The confusion continued apace with Tsvangirai’s spokesperson Luke Tamborinyoka’s statement.
“President Tsvangirai speaks for himself, as he did through his statement on Monday or through his official spokesperson, as happened after he met President Mnangagwa last Friday,” he posted on Facebook.
“Any other channel parroting a purported MT (Tsvangirai) position is the black market. And the black market is not only unofficial, but illegal.”
Adding to the confusion was a statement issued by the family yesterday, in which its spokesperson Collins Tsvangirai seemed to hint that the MDC leader was not going anywhere.
“We appreciate the arrangement that the party has made to ensure that he gets as much time as possible for rest and recuperation,” he said.
“During this period, we shall provide the party and the public with updates on the progress he is making, but only through the MDC-T acting president, to avoid misunderstandings, until he is back to full health and rejoins his colleagues in completing what he has worked so hard to achieve.”
Although this latest drama provides entertainment for some, one cannot help but get the feeling of déjà vu.
The youth and women’s leagues in Zanu PF were in the forefront, urging former president Robert Mugabe to cling on to power despite glaring evidence that the nonagenarian was far from being fit for purpose.
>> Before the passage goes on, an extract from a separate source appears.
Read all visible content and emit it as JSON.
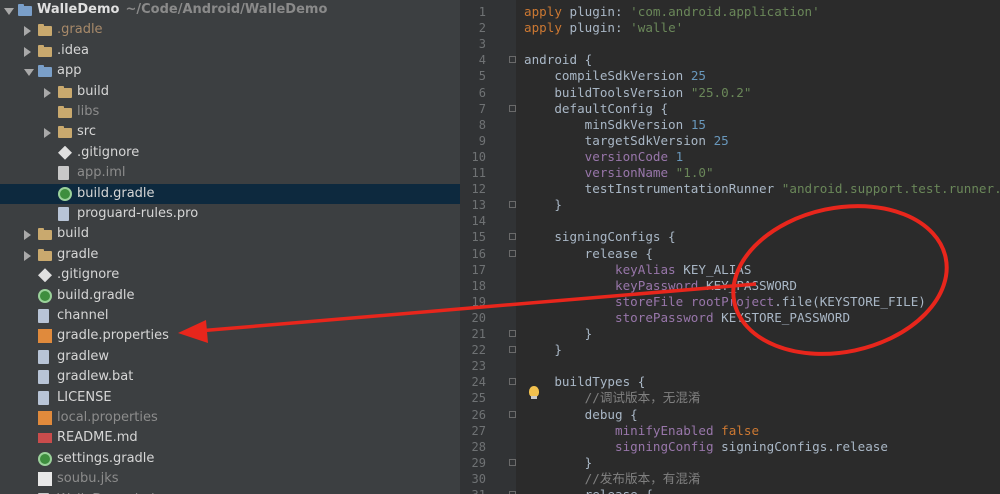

Some even declared him life president despite his ineptitude, dotage and frailty.
That the MDC-T, which has been quite vocal concerning the disgraceful conduct of some in Zanu PF of trying to force an evidently beleaguered Mugabe to remain in power, is doing the same with an ailing Tsvangirai, smacks of revolting hypocrisy.
It is most unfortunate that just like with people who surrounded Mugabe, those who fraternise with Tsvangirai want to downplay his illness, but risking MDC going into an election with an ailing candidate.
Hopefully Tsvangirai does not stumble into the “Mugabeism trap”, where after hinting his plans to retire, the former president would renege on the promise, claiming he feared disintegrating his party.
In 2016, Mugabe told war veterans that: “As long as the party says continue, I continue … If I still have the energy, I still have the life, the blessings of God, I will continue.”
We hope that Tsvangirai will not start raising this “Mugabeism-like” argument that if resigns there would be chaos, which can ultimately lead to MDC-T’s collapse.
What makes the situation worse is that the circus in the opposition party is sprouting when elections are around the corner.
It beggars belief that these succession power struggles are escalating at a time the MDC-T is supposed to buckle up and prepare for the approaching make-or-break elections. This is a classic case of shooting oneself in the foot.
The MDC-T, which has been the country’s biggest opposition, faces oblivion if it fails to immediately put its house in order and choose a leader who can withstand the rigours and test of a gruelling campaign.